Single by Trippie Redd

from the album !
- Released: May 29, 2019
- Genre: Hip hop; trap;
- Length: 2:42
- Label: 10k; Caroline;
- Songwriters: Michael White IV; Adrian Rupke; Matthew Crabtree;
- Producers: Hammad Beats; Matthew Crabtree;

Trippie Redd singles chronology
| "Alright" (2019) | "Under Enemy Arms" (2019) | "Gone Girl" (2019) |

Music video
- "Under Enemy Arms" on YouTube

= Under Enemy Arms =

2019 song by Trippie Redd

"Under Enemy Arms" is a song by American rapper Trippie Redd. It was released as the lead single for his second studio album ! (2019) on May 29, 2019, with a accompanying music video. The song was produced by Hammad Beats and Matthew Crabtree. “Under Enemy Arms” peaked at No. 94 on the Billboard Hot 100, giving Redd his tenth appearance on that chart.

== Music video ==
On May 29, 2019, Trippie Redd uploaded the music video for "Under Enemy Arms" on his own YouTube account.

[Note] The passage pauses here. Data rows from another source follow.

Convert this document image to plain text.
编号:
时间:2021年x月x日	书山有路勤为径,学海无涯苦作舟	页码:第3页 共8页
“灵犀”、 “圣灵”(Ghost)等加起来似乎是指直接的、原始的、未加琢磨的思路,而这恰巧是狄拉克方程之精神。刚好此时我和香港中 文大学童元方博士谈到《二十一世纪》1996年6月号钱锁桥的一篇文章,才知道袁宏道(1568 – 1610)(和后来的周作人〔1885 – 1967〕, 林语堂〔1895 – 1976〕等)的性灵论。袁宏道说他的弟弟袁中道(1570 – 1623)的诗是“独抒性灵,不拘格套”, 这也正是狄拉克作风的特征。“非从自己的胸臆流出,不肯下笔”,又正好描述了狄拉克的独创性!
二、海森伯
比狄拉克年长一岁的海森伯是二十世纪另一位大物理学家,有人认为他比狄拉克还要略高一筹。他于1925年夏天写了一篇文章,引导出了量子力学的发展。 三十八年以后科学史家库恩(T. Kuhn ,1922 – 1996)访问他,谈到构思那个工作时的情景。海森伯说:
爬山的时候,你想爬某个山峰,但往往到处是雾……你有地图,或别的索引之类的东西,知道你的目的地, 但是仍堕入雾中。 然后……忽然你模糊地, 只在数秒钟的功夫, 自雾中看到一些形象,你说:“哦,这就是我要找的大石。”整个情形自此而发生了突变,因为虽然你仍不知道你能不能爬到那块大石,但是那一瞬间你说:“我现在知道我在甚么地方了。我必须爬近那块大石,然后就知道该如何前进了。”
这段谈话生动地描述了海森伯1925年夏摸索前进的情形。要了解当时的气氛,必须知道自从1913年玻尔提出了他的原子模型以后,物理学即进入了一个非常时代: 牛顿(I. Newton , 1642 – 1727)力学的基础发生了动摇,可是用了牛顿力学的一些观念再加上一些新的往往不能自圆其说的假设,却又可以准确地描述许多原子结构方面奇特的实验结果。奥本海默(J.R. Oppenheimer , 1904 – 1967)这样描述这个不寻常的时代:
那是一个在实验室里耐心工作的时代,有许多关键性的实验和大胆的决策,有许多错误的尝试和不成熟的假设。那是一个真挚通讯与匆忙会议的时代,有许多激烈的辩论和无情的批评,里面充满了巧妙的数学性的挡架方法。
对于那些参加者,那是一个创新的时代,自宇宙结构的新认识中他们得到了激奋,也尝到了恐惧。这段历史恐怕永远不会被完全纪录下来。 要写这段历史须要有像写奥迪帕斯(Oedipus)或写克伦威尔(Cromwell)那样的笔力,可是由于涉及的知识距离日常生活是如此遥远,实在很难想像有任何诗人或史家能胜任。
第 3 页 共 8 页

The music video currently has 17 million
views as of August 2026.

==Charts==

| Chart (2019) | Peak position |
|---|---|
| New Zealand Hot Singles (RMNZ) | 11 |
| US Billboard Hot 100 | 94 |
| US Hot R&B/Hip-Hop Songs (Billboard) | 39 |

== Certifications ==

| Region | Certification | Certified units/sales |
| United States (RIAA) | Gold | 500,000^{‡} |
^{‡} Sales+streaming figures based on certification alone.